4 min read
For anyone shipping software in regulated industries, the word “control” gets thrown around all over. Compliance frameworks demand controls, auditors verify controls are used, engineering teams implement controls, and there are even Control Owners. But what exactly is a control? And more importantly, how do we design controls that actually serve their intended purpose while enabling rather than hindering delivery velocity?
Here at Kosli, I’ve spent a lot of time with enterprises understanding their complex compliance requirements. The challenge I see when it comes to automating a control is really understanding what the collection of manual processes, spreadsheets and screenshots are for and how they are supposed to provide the evidence we’re mitigating risk. I’ve found this model helpful in thinking about controls.
Controls: the basics
At their most abstract level, every control, whether manual or automated, shares the same fundamental components:
The key elements are:
- Facts: The raw data or evidence being evaluated
- Rules: The criteria used to assess those facts
- Evaluation: The process of applying rules to facts
- Evaluation Report: Documentation of the decision and its rationale
It seems obvious when you look at it, do these facts meet our criteria? However, for any control to be effective in a regulated environment, you need to be able to trace back through the decision-making process. Which facts were considered? What rules were applied? How was the evaluation conducted? That’s where the Evaluation Report is essential, and is often what a lot of the manual documentation needed to close controls comes from.
Think of it like showing your workings-out in a maths exam. The answer matters, but the workings are what prove you understand the process and can be trusted to get it right consistently.
Making Controls Automated and Event-Driven
When it comes to automating controls, we don’t want people to have to go and find the right data, take screen shots, and put it all together into a spreadsheet. The control needs to understand how to do all of that.
In an automated control system, we can be more precise about the flow:
- Event: Something happens (a build completes, a deployment starts, a schedule triggers)
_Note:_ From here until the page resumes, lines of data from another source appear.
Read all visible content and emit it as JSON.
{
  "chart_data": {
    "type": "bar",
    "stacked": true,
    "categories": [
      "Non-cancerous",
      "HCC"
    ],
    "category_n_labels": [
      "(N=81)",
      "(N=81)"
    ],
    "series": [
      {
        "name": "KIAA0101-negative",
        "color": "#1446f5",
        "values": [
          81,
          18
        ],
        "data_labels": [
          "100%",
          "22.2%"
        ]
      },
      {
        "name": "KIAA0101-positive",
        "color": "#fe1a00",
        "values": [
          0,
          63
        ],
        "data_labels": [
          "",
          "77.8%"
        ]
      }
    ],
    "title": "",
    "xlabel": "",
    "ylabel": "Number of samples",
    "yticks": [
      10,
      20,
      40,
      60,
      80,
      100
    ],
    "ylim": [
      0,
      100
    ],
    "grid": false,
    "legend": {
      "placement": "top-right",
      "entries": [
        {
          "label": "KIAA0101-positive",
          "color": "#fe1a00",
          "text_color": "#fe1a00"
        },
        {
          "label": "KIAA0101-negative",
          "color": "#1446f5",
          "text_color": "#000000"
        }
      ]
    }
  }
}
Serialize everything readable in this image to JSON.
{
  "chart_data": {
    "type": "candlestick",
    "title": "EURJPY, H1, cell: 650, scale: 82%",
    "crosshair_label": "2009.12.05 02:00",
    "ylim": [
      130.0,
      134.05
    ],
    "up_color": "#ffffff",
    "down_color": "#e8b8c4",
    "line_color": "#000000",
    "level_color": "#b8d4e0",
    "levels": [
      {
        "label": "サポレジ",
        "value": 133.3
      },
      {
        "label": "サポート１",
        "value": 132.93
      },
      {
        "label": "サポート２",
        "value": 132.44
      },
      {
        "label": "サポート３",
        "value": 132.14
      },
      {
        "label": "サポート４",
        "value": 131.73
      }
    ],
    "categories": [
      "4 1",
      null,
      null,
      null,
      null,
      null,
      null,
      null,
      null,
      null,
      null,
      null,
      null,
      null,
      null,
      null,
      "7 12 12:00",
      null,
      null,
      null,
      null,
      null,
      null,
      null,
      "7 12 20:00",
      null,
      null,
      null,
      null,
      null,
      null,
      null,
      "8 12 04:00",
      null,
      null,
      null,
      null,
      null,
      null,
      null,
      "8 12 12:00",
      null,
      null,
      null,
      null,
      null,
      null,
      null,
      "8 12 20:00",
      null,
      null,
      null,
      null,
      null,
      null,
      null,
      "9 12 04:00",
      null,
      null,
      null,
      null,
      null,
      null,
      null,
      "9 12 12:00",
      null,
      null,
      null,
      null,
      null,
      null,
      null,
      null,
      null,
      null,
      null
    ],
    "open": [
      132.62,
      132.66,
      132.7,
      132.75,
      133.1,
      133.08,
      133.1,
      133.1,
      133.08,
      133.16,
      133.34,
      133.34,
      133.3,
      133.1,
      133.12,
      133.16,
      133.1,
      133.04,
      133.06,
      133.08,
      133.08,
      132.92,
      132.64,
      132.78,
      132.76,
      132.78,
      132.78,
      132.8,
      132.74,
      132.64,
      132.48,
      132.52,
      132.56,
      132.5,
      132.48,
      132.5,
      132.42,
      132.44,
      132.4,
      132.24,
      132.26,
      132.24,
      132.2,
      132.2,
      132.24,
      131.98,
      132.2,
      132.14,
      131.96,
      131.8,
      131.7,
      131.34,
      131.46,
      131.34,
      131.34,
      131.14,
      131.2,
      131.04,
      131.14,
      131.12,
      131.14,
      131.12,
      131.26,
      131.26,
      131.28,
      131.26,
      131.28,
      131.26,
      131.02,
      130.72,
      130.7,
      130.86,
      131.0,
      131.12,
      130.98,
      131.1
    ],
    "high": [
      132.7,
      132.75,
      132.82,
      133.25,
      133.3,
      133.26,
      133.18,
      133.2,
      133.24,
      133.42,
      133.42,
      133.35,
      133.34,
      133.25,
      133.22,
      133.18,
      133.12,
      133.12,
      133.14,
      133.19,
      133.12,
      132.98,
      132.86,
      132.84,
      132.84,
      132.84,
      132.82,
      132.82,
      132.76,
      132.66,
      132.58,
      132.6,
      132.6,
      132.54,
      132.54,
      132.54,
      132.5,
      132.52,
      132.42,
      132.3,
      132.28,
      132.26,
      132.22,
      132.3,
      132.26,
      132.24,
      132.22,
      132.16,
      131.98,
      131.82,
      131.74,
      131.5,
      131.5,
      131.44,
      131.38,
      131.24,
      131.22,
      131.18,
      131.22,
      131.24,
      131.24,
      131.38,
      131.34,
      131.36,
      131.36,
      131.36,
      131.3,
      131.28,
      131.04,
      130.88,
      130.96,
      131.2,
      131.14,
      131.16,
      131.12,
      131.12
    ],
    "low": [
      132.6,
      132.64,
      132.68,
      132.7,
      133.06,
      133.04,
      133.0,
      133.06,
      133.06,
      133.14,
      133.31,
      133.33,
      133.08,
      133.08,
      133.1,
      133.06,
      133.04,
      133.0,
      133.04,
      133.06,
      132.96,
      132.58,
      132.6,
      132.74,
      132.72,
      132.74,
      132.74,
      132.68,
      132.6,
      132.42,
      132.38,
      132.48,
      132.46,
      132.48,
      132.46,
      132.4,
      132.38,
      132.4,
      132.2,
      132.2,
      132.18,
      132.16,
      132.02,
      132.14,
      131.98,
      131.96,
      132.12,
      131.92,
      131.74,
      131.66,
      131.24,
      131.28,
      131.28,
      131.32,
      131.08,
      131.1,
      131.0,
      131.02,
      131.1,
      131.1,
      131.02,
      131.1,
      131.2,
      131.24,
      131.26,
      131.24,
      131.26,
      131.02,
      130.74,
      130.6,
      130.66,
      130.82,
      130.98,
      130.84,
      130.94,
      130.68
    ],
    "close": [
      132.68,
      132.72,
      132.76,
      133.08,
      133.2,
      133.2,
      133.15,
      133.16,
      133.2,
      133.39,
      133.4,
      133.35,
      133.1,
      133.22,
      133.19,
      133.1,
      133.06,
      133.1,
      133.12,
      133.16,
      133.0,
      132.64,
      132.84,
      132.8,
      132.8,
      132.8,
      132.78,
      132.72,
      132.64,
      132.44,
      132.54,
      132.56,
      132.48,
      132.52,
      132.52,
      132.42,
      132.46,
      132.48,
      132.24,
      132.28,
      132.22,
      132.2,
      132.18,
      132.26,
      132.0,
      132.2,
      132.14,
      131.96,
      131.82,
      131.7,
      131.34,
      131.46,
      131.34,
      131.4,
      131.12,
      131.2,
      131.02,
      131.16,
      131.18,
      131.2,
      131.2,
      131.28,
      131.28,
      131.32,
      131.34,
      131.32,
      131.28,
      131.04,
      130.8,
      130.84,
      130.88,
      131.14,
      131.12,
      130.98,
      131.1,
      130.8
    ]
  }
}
- Context: Specific contextual information about the event (git commit, artifact ID, repository, test results, etc.)
- Query (Optional): The system can proactively gather the additional facts it needs from a Compliance System of Record (CSOR), using the event context
- Rules: The same evaluation criteria, but now machine-readable and consistently applied
- Evaluation Report: Automatically generated documentation with full traceability
For an automated Evaluation Report to provide full traceability, it must capture four essential elements:
- Context: The specific circumstances that triggered the evaluation – which event occurred, when it happened, and what entity (artifact, deployment, repository) it relates to
- Facts: The actual data gathered and evaluated – test results, approval records, scan outputs, or whatever evidence was collected from the CSOR or event payload
- Rules: The criteria that were applied – what conditions needed to be met, what thresholds were set, what policies were in force at the time of evaluation
- Result: The outcome of applying the rules to the facts – pass/fail determination, any exceptions or warnings, and the rationale connecting the evidence to the decision
This structure ensures that anyone reviewing the report later, whether an auditor, a compliance officer, or a future engineer, can reconstruct exactly why a particular decision was made at a particular point in time.
This ensures that automated controls can be both more rigorous and more efficient than manual ones. Every evaluation is documented, every decision is traceable, and the criteria are applied consistently across all events.
Why Design Matters
This isn’t just theoretical architecture, it has practical implications for how we build governance systems:
Auditability by Design: When controls are structured this way, audit preparation becomes dramatically simpler. Instead of scrambling to reconstruct decision-making processes months after the fact, you have complete trails for every evaluation.
Consistency at Scale: Manual controls suffer from human variability—different people applying the same rules can reach different conclusions. Automated controls eliminate this variability while maintaining the flexibility to evolve rules as requirements change.
Context-Aware Decision Making: By connecting events to broader system context through queries against your CSOR, automated controls can make more informed decisions than isolated manual checks.
Continuous Compliance: Rather than point-in-time assessments, this model enables continuous evaluation of compliance posture, catching issues earlier and reducing the risk of compliance drift.
The enterprises that will thrive in increasingly regulated environments are those that move beyond thinking about compliance as a series of checkboxes and start designing it as an integrated part of their delivery systems. Controls aren’t obstacles to velocity. When properly designed, they’re the foundation that makes rapid, confident delivery possible.